I’ll try again with setting the seam to aligned and upload a new image of the results. I’m just frustrated because before we installed the new micro lidar we never had these lines on our prints - cylinders would come out seamless.
Have you done a factory reset and a full calibration?
OK, I think I see what may be happening here. You’re still experiencing a seam gap in your filament calibration, meaning the gap is still present. Using the random seam location, which normally helps “hide” the problem, isn’t working in a gap this extreme.
What you’ll want to do is to go back one step in the troubleshooting process and adjust the seam gap as I posted above. Unfortunately, this can only be done through repetitive trial and error. One tip I can share to save time is to create a cylinder primitive with dimensions of 20x20x10mm, which will print quickly. Then, clone it three or more times to make copies on the build plate. Modify the seam gap for each primitive using the model submenu from 0% to 20% in 5% increments. This will allow you to print multiple tests quickly while only going through the purge cycle once.
CTRL-K to clone
Set the objects Seams separately.
Then print and note which one is closest to no gap.
Just my 2 cents - I have default setting of aligned/back and 8% seam gap from my testing and found this is pretty much the optimal for my prints that I re-saved all the profiles with it to never change it again.
edit: it obviously depends on model, slice what you are doing sure! But at times it is also helpful to know what “just works”
The above advice Olias gave is a great start to figuring this out…
I did the above with both primitive cylinders and torus. Unfortunately my partner moved the torus before I could label them.
The line appears when the extruder stops directly facing the enclosure door. I noticed a small bump sound when a new layer is started on the outside wall. That might be normal operations, but it didn’t make that sound when making the inner circle of the torus at the same location. There’s also a line on the inner ring of the torus but in a different location than the outside seam.
The cylinders themselves tell a story here. You’re not getting any advantage for closing the seam gap to zero. That tells me there is a flow ratio issue going on here. You will want to calibrate the flow ratio.
What is also occurring here is this rippling I’m seeing. That could be caused by the type of infill you’re using and also too thing outer wall and last but not least, wall sequence.
Try to print a single torus at 0 seem gap. But ensure that you have at least 3 outer walls and that your wall sequence is outer/inner as opposed to inner/outer which is the default.
Then change your infill to something like gyroid or 3D Hexagon. The reason for this is that these two infills provide a crisscross in the vertical as well as horizontal plane. If there is an issue with filament shrinkage, you’ll be able to see a crisscross pattern.
The problem with Grid infills and other vertical infills is that it’s impossible to determine if it is the infill causing this ribbing or the filament being out of calibration or if the outer walls are too thing.
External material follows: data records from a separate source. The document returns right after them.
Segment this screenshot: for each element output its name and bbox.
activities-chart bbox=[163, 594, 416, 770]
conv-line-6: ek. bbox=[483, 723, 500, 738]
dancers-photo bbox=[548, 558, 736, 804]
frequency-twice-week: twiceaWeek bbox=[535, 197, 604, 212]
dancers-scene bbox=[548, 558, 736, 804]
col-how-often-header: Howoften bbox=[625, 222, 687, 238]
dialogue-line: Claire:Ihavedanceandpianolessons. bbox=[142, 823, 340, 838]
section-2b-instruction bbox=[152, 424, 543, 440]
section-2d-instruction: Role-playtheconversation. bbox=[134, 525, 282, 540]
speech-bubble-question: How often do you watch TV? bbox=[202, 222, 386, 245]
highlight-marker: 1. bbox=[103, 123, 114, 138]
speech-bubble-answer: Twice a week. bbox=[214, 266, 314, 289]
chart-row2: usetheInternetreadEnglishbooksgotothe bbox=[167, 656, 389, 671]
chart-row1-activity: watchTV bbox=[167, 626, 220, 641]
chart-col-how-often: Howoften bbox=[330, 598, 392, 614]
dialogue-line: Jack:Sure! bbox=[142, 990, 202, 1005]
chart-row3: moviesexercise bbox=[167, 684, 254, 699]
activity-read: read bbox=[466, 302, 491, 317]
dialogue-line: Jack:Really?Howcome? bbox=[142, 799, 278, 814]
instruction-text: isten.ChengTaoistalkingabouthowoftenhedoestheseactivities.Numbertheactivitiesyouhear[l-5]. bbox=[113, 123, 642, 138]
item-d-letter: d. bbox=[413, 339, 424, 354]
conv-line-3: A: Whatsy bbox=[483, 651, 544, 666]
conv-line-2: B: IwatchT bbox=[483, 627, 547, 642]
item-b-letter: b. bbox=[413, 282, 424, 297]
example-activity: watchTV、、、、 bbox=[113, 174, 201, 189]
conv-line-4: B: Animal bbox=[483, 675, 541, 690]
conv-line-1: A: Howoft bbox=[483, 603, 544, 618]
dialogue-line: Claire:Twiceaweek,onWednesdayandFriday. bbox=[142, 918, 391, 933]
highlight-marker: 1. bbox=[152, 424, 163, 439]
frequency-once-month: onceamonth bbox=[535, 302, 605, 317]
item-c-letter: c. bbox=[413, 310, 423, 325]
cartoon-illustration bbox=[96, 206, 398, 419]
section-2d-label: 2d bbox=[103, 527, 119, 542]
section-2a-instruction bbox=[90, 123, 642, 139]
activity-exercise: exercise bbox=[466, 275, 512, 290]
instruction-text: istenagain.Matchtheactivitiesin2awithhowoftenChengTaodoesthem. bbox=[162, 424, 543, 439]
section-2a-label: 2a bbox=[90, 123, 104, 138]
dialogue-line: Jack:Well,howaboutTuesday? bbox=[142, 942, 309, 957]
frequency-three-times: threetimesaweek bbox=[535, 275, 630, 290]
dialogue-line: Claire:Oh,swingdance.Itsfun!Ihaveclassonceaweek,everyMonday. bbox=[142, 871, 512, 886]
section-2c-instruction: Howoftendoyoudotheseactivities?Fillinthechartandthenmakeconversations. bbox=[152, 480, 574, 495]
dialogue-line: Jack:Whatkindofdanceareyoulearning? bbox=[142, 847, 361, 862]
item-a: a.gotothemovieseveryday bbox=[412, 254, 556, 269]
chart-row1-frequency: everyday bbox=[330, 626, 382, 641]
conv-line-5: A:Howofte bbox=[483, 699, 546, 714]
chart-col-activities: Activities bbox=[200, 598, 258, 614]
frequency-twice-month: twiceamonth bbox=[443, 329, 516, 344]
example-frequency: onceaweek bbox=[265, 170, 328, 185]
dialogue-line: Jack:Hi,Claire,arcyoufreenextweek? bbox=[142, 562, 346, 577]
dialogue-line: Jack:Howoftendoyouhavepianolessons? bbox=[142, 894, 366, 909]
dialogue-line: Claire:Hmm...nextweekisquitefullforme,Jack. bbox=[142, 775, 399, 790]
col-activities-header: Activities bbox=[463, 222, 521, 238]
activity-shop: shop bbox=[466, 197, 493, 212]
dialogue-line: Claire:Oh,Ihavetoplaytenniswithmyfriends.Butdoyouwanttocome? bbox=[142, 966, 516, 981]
Now if the torus evens out after these changes, and the gap is still present, then you’ll want to take a look to see if pressure advance is enabled and calibrate that. Also consider calibrating flow ratio too.
Now I’m ready to start using the orca slicer. I found a YouTube video of someone showing how to get rid of Z seam and the only final solution was using the Orca slicer.
The torus didn’t seem to like the 3D honeycomb infill. I did two prints to be sure and noticed the lines of filament left outside the shape with both prints. The first picture is before removing from the plate. The second is the bottom.
I’m running auto calibration of flow dynamics right now.
For overhangs, Inner-Outer wall printing order usually works best.
With Outer-Inner, the filament can only sit on a corner of the previous layer. With Inner-Outer, it sits on that corner AND sticks to the filament next to it on the same layer.